A clef is a musical symbol used to indicate the pitch of written notes. They are written at the beginning of every line in sheet music. Down below are the notes that are played for each clef. The exact letter/number pair references to a key on the keyboard down below.

Treble Clef Notes

Bass Clef Notes

Alto Clef Notes

Keyboard

When you see a # or b symbol is to the left of a note, that note is raised or lowered by 1 half-step.

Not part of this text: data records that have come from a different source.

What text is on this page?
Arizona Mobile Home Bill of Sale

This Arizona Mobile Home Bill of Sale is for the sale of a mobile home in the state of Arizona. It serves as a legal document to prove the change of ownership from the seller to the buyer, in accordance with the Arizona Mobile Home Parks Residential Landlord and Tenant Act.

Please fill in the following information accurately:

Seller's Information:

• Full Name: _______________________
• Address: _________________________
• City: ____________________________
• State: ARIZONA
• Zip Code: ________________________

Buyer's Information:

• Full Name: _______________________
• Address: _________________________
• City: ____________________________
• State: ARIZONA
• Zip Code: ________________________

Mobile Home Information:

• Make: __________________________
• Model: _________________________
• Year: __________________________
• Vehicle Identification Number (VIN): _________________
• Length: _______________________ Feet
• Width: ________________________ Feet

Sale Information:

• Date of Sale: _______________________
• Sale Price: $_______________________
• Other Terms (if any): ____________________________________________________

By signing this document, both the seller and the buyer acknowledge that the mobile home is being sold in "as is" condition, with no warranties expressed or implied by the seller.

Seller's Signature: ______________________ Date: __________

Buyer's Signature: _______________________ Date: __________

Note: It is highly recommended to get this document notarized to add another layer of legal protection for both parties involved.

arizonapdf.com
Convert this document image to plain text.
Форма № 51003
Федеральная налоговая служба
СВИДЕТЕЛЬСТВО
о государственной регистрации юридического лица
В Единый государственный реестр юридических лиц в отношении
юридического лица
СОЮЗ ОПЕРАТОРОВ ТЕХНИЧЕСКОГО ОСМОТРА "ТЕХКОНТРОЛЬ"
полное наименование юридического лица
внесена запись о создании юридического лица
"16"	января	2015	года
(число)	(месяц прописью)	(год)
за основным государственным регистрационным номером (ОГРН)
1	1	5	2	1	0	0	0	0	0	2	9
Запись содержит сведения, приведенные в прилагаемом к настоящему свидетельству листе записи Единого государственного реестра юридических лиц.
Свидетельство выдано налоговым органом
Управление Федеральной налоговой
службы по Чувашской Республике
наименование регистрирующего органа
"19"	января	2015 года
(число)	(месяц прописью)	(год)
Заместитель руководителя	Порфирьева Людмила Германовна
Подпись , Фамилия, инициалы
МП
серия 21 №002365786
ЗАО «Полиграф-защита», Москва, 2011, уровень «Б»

A half-step is the key that is adjacent to that key on the keyboard. For example, an G# is the black key between a G key and a A key. An Bb is the key that is between a A key and a B key. This means an E# is the same thing as a F key and vice versa when it is Fb. Same thing for B# and Cb.

Intervals

An interval is the distance between 2 pitches. There are 12 distinct intervals that our ears can differentiate. The following notes corresponds to the audio files below in reading order:

Interval	P1	m2	M2	m3	M3	P4	TT	P5	m6	M6	m7	M7
Difference of half-steps	0	1	2	3	4	5	6	7	8	9	10	11

However, at times the 2 tones can sound like they have a difference higher than M7. In that case, either take the lower tone up an octave or take the higher tone down an octave until it is within the P1 - M7 range.

An octave consists of a difference of 12 half-steps. The 2 notes will be similiar in pitch to one another like a P1 but one note is higher than the other.

Do the same with the notes written on the module when taken the difference between the 2 notes.